5 Takeaways for Brands From Starbucks’ Antibias Training Report

On May 29, Starbucks stores across the country closed to educate the brand's approximately 175,000 employees on antibias practices. This corporate-mandated training session arose in the wake of Starbucks' much-publicized April 12 brand crisis, when two black men were arrested while doing nothing but waiting at a table for a colleague.

On July 2, a report detailing the lessons Starbucks learned from the arrest and the trainings and the changes it made was released by its authors, Heather C. McGhee, a distinguished senior fellow at Demos, and Sherrilyn Ifill, president and director-council of the NAACP Legal Defense and Educational Fund. Both women worked with Starbucks on a pro-bono basis, advising the company on the training design and working to help connect the brand to experts in racial equity and antibias training.

More than a hollow and cookie-cutter corporate document, "Toward a Vision for Racial Equity & Inclusion at Starbucks: Review and Recommendations" reads as a realignment of perspectives and priorities. This shows the work of a brand that has taken a hard, honest look at itself and is ready to share what it has learned. Here are five takeaways that brands both big and small can use for their own antibias practices.

Correcting Institutional Bias Is an Opportunity for Brands to Show Leadership

The report begins by explaining the Starbucks' approach toward the project. Its authors say that this training "recognized that Starbucks’ presence in thousands of communities coupled with the company’s sincere and unequivocal commitment to address bias and discrimination presented a unique opportunity to deploy and embed a model of corporate leadership within communities around the country by a well-recognized and respected corporation."

It's Important to Acknowledge a Crisis in Historical Hindsight

By illuminating how its recent crisis was linked to longstanding racial segregation in public places, Starbucks aligned itself with those who viewed the April 12 incident in the context of the Civil Rights Movement in the U.S.

"Some of the most transformative campaigns during the Civil Rights Movement—the lunch counter sit-ins, the Freedom Rides, the Montgomery Bus Boycott—were centered around the demand for equal treatment in places that accommodate the public," says the report. Starbucks then identifies itself as a "third place" beyond work or home, a public place that "cannot exist outside of the history and reality of racism in public accommodations."

Trained Facilitators Keep the Conversation on Topic

The report acknowledges that Starbucks employees are not antibias trainers themselves, and stresses the importance of putting someone in place who can educate while keeping the conversation on topic, even when things get uncomfortable.

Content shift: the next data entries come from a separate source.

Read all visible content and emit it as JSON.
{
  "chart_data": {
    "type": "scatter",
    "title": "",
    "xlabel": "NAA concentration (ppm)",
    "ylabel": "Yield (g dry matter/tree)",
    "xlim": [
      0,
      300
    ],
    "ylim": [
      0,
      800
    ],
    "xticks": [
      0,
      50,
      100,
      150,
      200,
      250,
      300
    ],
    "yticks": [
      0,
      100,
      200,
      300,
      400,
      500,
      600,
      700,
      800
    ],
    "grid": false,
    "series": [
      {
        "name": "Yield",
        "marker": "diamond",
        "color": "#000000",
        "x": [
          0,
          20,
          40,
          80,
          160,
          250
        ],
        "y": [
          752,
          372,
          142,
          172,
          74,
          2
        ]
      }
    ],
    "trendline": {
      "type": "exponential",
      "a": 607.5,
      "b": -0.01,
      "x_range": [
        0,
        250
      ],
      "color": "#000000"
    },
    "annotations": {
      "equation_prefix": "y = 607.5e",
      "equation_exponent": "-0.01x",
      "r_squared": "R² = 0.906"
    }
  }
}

"A media report from one training attended by journalist Kalefa Sanneh of 'This American Life' noted that training participants often diverted the conversation away from race," the report says. "This is a typical avoidance measure that a trained facilitator would have been able to turn into a teachable moment by redirecting the conversation to the intended subject."

These Conversations Should Not Only Be Happening During a Crisis

The authors of the report also recommend that the brand come up with a way to weave this training into new employee on-boarding and consistent education—not just training that happens after the fact.

"We know that when initiatives are seen as peripheral social responsibilities and not as central to the overriding business purpose, it is easy for the initiative to fail or be discarded," they write. "Many studies and commentators have made the case for why diversity, inclusion and equity are business imperatives given the racial and ethnic diversity of growing consumer markets, the advantage of including multiple, even divergent perspectives to inform decision-making and the benefit of increased productivity if all actors are equally able to contribute."

This advice echoes a favorite aphorism of crisis communications experts—"be proactive, not reactive." In this case, that means not waiting for another incident of racial profiling to occur before the education begins.

Be Mindful of Gaps in Your Brand's Customer Service Policy

No matter how large or small your organization is, policies on how to treat customers consistently account for any and all scenarios. This became clear when the unjust arrest of Donte Robinson and Rashad Nelson exposed some glaring omissions from Starbucks' in-store policies. The brand has since acknowledged that  there was no written policy on bathroom accessibility or admittance, and no uniform written policy on when to approach customers who don’t purchase products. Though there are written policies in its store operations manual, there are also several unwritten store policies that vary depending on region. Starbucks realized that this was especially problematic.